With its 3-D camera selling for $4,500, the company allows agents and developers to take their own photos inside a property and upload them into Matterport's software, which automatically transforms the pictures into lifelike 3-D models of the homes. Then users can connect VR headsets to the models, plunging them inside and allowing prospective buyers to interact with a house the same way they would in real life.

"When I put the headset on, I feel like I'm in the space," said Bill Brown, Matterport's CEO. "If I want to see something to the left, I just turn my head to the left. . . . People forget about the environment they are in."

For nearly three months, Furman has been using the immersive experience, applying the Matterport technology to about 30 properties. He has space and a headset in his real estate office for clients to view the listings - and soon, he said, he will send out lower-cost headsets.

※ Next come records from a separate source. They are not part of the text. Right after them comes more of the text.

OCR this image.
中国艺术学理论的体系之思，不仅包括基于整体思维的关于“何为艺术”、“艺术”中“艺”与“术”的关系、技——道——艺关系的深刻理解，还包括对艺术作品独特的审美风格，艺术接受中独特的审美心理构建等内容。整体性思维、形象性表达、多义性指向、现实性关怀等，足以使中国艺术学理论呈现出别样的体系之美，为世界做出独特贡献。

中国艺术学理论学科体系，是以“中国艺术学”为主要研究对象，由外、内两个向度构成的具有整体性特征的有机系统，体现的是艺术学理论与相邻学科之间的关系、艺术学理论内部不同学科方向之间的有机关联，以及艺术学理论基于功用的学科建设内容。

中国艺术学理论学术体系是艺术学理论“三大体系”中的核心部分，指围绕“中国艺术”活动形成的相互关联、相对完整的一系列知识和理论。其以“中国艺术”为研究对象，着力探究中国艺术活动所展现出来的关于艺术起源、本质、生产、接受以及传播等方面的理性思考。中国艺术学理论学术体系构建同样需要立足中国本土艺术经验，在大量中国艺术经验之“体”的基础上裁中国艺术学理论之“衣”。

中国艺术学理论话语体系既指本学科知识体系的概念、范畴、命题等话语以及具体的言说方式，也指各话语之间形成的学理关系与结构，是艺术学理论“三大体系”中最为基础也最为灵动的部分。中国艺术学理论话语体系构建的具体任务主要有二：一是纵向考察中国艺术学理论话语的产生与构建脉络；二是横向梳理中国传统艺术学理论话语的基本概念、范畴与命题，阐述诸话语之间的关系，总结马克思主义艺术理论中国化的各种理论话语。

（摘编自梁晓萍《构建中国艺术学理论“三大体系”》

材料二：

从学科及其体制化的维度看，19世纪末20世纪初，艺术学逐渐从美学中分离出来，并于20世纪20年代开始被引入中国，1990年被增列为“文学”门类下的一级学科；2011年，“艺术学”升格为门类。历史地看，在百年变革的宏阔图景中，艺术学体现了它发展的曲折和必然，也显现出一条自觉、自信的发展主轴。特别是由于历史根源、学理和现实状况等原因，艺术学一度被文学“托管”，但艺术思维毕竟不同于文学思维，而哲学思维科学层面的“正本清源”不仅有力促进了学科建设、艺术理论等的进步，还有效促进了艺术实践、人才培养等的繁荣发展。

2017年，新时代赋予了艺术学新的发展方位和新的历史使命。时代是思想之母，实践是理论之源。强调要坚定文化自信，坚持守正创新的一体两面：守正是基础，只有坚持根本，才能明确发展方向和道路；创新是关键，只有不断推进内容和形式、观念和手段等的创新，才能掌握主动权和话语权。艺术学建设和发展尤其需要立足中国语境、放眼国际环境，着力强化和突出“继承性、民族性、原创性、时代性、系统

"Their faces light up and they just keep saying, 'This is really cool,' " Furman said. Plus, he said, it saves people from going to properties that are a waste of their time.

According to its advocates, one of the main advantages of virtual reality is the ability it gives house hunters to access distant properties conveniently. Want to view a property in Philadelphia but live in New York City? Strap on a VR headset and take a look without ever having to leave your home.

The technology enhances efficiency, too, its proponents say, reducing the number of open houses a seller must offer and easily eliminating unwanted properties that a would-be buyer has already toured. Still, there are concerns: Virtual technology is known to cause motion sickness. And will enough people embrace the idea?

With smartphone-compatible Google Cardboard, sold for $15, and Samsung Gear VR, sold for $100, headsets today are easier to afford. (Oculus headsets, which provide a more fully immersive experience, cost about $600 each.)

Locally, Kenneth Dunning, 43, has been relying on Google Cardboard to make his real estate projects work. His company, FetchIt 360, films and creates 3-D virtual tours for properties in the Philadelphia region, all of which can be viewed with the Google headsets.

A 2,000-square-foot space costs about $800, Dunning said, and can be created within a week. From there, real estate agents can disperse the video to prospective buyers, along with free Cardboard glasses - though, Dunning said, properties don't stay on the market for long.

"A home sells or rents 10 times faster when you use virtual reality," he said. "People tell a friend, 'I'm using this agent who sent me a headset where I could see the house, I could walk through the house, and I didn't have to drive out or do anything.'

"It's top of the line - very futuristic."